Unser Bildungssystem ist alles andere als fair. Wo der Haken an der Sache ist, bleibt allerdings oft unbemerkt, hat aber einen wesentlichen Einfluss auf uns alle.

Hartnäckiges Gerücht

Das Gerücht, unser Bildungssystem wäre fair hält sich hartnäckig. Kein Wunder. Schließlich sind politische Meinungsmacher_innen auch sehr erpicht darauf, uns das glauben zu machen. Auf den ersten Blick mag das auch gar nicht so unglaubwürdig erscheinen. Schließlich: Wer sich anstrengt bekommt gute Noten. Wer gute Noten hat kann an die Hochschulen und später viel Geld verdienen. So, oder so ähnlich, lautet das vereinfachte bildungspolitische Märchen.

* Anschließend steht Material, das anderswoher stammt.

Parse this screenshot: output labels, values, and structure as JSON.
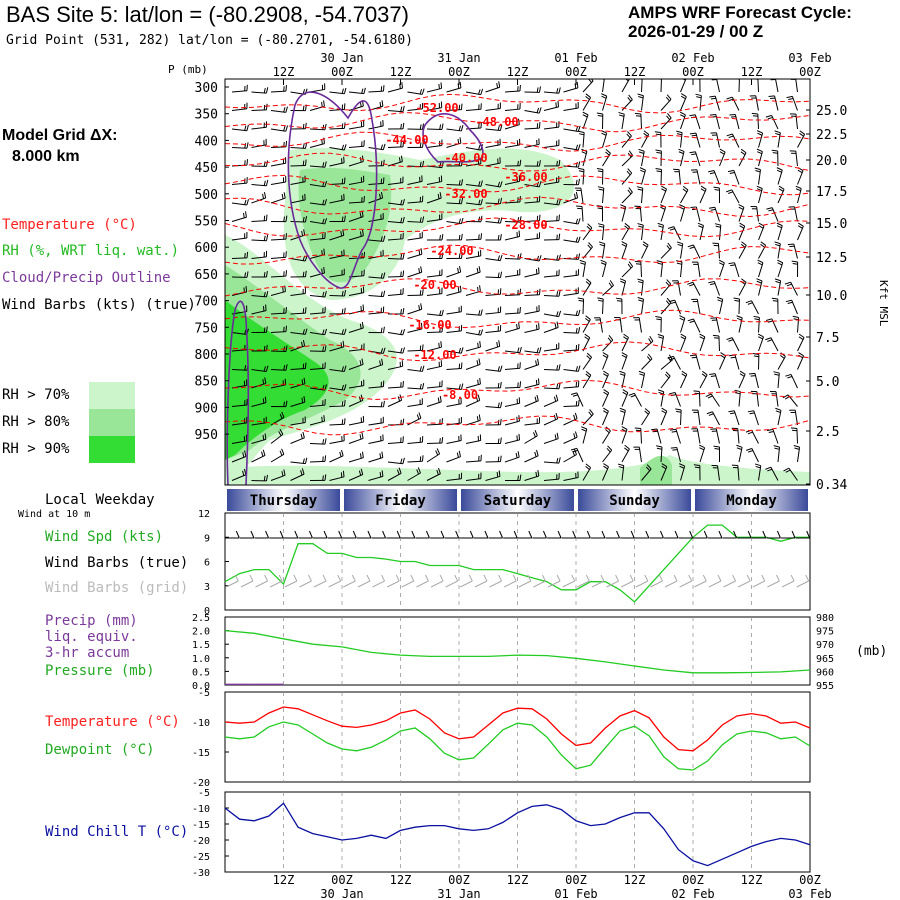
{
  "header": {
    "title": "BAS Site 5:  lat/lon = (-80.2908, -54.7037)",
    "subtitle": "Grid Point (531, 282) lat/lon = (-80.2701, -54.6180)",
    "cycle_line1": "AMPS WRF Forecast Cycle:",
    "cycle_line2": "2026-01-29 / 00  Z"
  },
  "left_legend": {
    "grid_label": "Model Grid ΔX:",
    "grid_value": "8.000 km",
    "temperature": "Temperature (°C)",
    "rh": "RH (%, WRT liq. wat.)",
    "cloud": "Cloud/Precip Outline",
    "wind": "Wind Barbs (kts) (true)",
    "rh70": "RH > 70%",
    "rh80": "RH > 80%",
    "rh90": "RH > 90%"
  },
  "colors": {
    "temperature": "#ff0000",
    "cloud": "#6a2a9a",
    "rh70": "#ccf5cc",
    "rh80": "#99e699",
    "rh90": "#33dd33",
    "green_line": "#22cc22",
    "purple_text": "#7b3a9a",
    "blue_line": "#0a10a0",
    "grid_gray": "#999999",
    "weekday_dark": "#3a4a9a"
  },
  "time_axis": {
    "top_hours": [
      "12Z",
      "00Z",
      "12Z",
      "00Z",
      "12Z",
      "00Z",
      "12Z",
      "00Z",
      "12Z",
      "00Z"
    ],
    "top_dates": [
      "30 Jan",
      "31 Jan",
      "01 Feb",
      "02 Feb",
      "03 Feb"
    ],
    "bottom_hours": [
      "12Z",
      "00Z",
      "12Z",
      "00Z",
      "12Z",
      "00Z",
      "12Z",
      "00Z",
      "12Z",
      "00Z"
    ],
    "bottom_dates": [
      "30 Jan",
      "31 Jan",
      "01 Feb",
      "02 Feb",
      "03 Feb"
    ]
  },
  "pressure_panel": {
    "axis_title": "P (mb)",
    "pressure_labels": [
      "300",
      "350",
      "400",
      "450",
      "500",
      "550",
      "600",
      "650",
      "700",
      "750",
      "800",
      "850",
      "900",
      "950"
    ],
    "height_labels": [
      "25.0",
      "22.5",
      "20.0",
      "17.5",
      "15.0",
      "12.5",
      "10.0",
      "7.5",
      "5.0",
      "2.5",
      "0.34"
    ],
    "right_axis_title": "Kft MSL",
    "temp_labels": [
      "-52.00",
      "-48.00",
      "-44.00",
      "-40.00",
      "-36.00",
      "-32.00",
      "-28.00",
      "-24.00",
      "-20.00",
      "-16.00",
      "-12.00",
      "-8.00"
    ]
  },
  "weekday_bar": {
    "label": "Local Weekday",
    "days": [
      "Thursday",
      "Friday",
      "Saturday",
      "Sunday",
      "Monday"
    ]
  },
  "wind10m": {
    "title": "Wind at 10 m",
    "legend_speed": "Wind Spd (kts)",
    "legend_barbs_true": "Wind Barbs (true)",
    "legend_barbs_grid": "Wind Barbs (grid)",
    "ticks": [
      "12",
      "9",
      "6",
      "3",
      "0"
    ]
  },
  "precip_panel": {
    "legend_precip": "Precip (mm)",
    "legend_liq": "liq. equiv.",
    "legend_accum": "3-hr accum",
    "legend_pressure": "Pressure (mb)",
    "left_ticks": [
      "2.5",
      "2.0",
      "1.5",
      "1.0",
      "0.5",
      "0.0"
    ],
    "right_ticks": [
      "980",
      "975",
      "970",
      "965",
      "960",
      "955"
    ],
    "right_unit": "(mb)"
  },
  "temp_panel": {
    "legend_temp": "Temperature (°C)",
    "legend_dew": "Dewpoint (°C)",
    "ticks": [
      "-5",
      "-10",
      "-15",
      "-20"
    ]
  },
  "windchill_panel": {
    "legend": "Wind Chill T (°C)",
    "ticks": [
      "-5",
      "-10",
      "-15",
      "-20",
      "-25",
      "-30"
    ]
  },
  "chart_data": [
    {
      "type": "line",
      "title": "Wind at 10 m",
      "x": [
        0,
        3,
        6,
        9,
        12,
        15,
        18,
        21,
        24,
        27,
        30,
        33,
        36,
        39,
        42,
        45,
        48,
        51,
        54,
        57,
        60,
        63,
        66,
        69,
        72,
        75,
        78,
        81,
        84,
        87,
        90,
        93,
        96,
        99,
        102,
        105,
        108,
        111,
        114,
        117,
        120
      ],
      "series": [
        {
          "name": "Wind Spd (kts)",
          "values": [
            3.5,
            4.5,
            5.0,
            5.0,
            3.2,
            8.2,
            8.2,
            7.0,
            7.0,
            6.5,
            6.5,
            6.3,
            6.0,
            6.0,
            5.5,
            5.5,
            5.5,
            5.0,
            5.0,
            5.0,
            4.5,
            4.0,
            3.5,
            2.5,
            2.5,
            3.5,
            3.5,
            2.5,
            1.0,
            3.0,
            5.0,
            7.0,
            9.0,
            10.5,
            10.5,
            9.0,
            9.0,
            9.0,
            8.5,
            9.0,
            9.0
          ]
        }
      ],
      "ylim": [
        0,
        12
      ]
    },
    {
      "type": "line",
      "title": "Precip / Pressure",
      "x": [
        0,
        6,
        12,
        18,
        24,
        30,
        36,
        42,
        48,
        54,
        60,
        66,
        72,
        78,
        84,
        90,
        96,
        102,
        108,
        114,
        120
      ],
      "series": [
        {
          "name": "Pressure (mb)",
          "values": [
            975.0,
            974.0,
            972.0,
            970.0,
            969.0,
            967.0,
            966.0,
            965.5,
            965.5,
            965.5,
            966.0,
            965.8,
            964.8,
            963.5,
            962.0,
            960.5,
            959.5,
            959.5,
            959.6,
            959.8,
            960.5
          ]
        },
        {
          "name": "Precip (mm)",
          "values": [
            0.05,
            0.05,
            0.0,
            0.0,
            0.0,
            0.0,
            0.0,
            0.0,
            0.0,
            0.0,
            0.0,
            0.0,
            0.0,
            0.0,
            0.0,
            0.0,
            0.0,
            0.0,
            0.0,
            0.0,
            0.0
          ]
        }
      ],
      "ylim": [
        0,
        2.5
      ],
      "y2lim": [
        955,
        980
      ]
    },
    {
      "type": "line",
      "title": "Temperature / Dewpoint",
      "x": [
        0,
        3,
        6,
        9,
        12,
        15,
        18,
        21,
        24,
        27,
        30,
        33,
        36,
        39,
        42,
        45,
        48,
        51,
        54,
        57,
        60,
        63,
        66,
        69,
        72,
        75,
        78,
        81,
        84,
        87,
        90,
        93,
        96,
        99,
        102,
        105,
        108,
        111,
        114,
        117,
        120
      ],
      "series": [
        {
          "name": "Temperature (°C)",
          "values": [
            -10.0,
            -10.2,
            -10.0,
            -8.5,
            -7.5,
            -7.8,
            -8.8,
            -9.8,
            -10.7,
            -10.9,
            -10.5,
            -9.8,
            -8.5,
            -8.0,
            -9.5,
            -11.8,
            -12.8,
            -12.5,
            -10.5,
            -8.5,
            -7.7,
            -7.8,
            -9.5,
            -12.0,
            -13.9,
            -13.5,
            -11.0,
            -9.0,
            -8.1,
            -9.3,
            -12.5,
            -14.6,
            -14.8,
            -13.0,
            -10.5,
            -9.0,
            -8.6,
            -9.0,
            -10.2,
            -10.0,
            -11.0
          ]
        },
        {
          "name": "Dewpoint (°C)",
          "values": [
            -12.5,
            -12.8,
            -12.5,
            -10.8,
            -10.0,
            -10.5,
            -12.0,
            -13.5,
            -14.5,
            -14.8,
            -14.2,
            -13.0,
            -11.5,
            -11.0,
            -12.8,
            -15.2,
            -16.3,
            -16.0,
            -13.7,
            -11.3,
            -10.2,
            -10.5,
            -12.5,
            -15.5,
            -17.8,
            -17.2,
            -14.3,
            -11.5,
            -10.7,
            -12.3,
            -15.8,
            -17.8,
            -18.0,
            -16.5,
            -13.8,
            -12.0,
            -11.5,
            -11.8,
            -12.8,
            -12.5,
            -14.0
          ]
        }
      ],
      "ylim": [
        -20,
        -5
      ]
    },
    {
      "type": "line",
      "title": "Wind Chill T (°C)",
      "x": [
        0,
        3,
        6,
        9,
        12,
        15,
        18,
        21,
        24,
        27,
        30,
        33,
        36,
        39,
        42,
        45,
        48,
        51,
        54,
        57,
        60,
        63,
        66,
        69,
        72,
        75,
        78,
        81,
        84,
        87,
        90,
        93,
        96,
        99,
        102,
        105,
        108,
        111,
        114,
        117,
        120
      ],
      "series": [
        {
          "name": "Wind Chill T (°C)",
          "values": [
            -10.0,
            -13.5,
            -14.0,
            -12.5,
            -8.5,
            -16.0,
            -18.0,
            -19.0,
            -20.0,
            -19.5,
            -18.5,
            -19.5,
            -17.0,
            -16.0,
            -15.5,
            -15.5,
            -16.5,
            -17.0,
            -16.5,
            -14.5,
            -11.5,
            -9.5,
            -9.0,
            -10.5,
            -14.0,
            -15.5,
            -15.0,
            -13.0,
            -11.5,
            -11.5,
            -16.5,
            -23.0,
            -26.5,
            -28.0,
            -26.0,
            -24.0,
            -22.0,
            -20.5,
            -19.5,
            -20.0,
            -21.5
          ]
        }
      ],
      "ylim": [
        -30,
        -5
      ]
    }
  ]
}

Wer aber einen Blick auf die tatsächlichen Fakten wirft, dem_der fällt es wie Schuppen von den Augen, dass irgendwo ein Haken an der Sache sein muss. Denn Kinder sind im Durchschnitt gleich schlau, egal wo sie geboren sind, wie viel Geld ihre Familie hat oder welchen Beruf ihre Eltern ausüben. Das ist eine Tatsache.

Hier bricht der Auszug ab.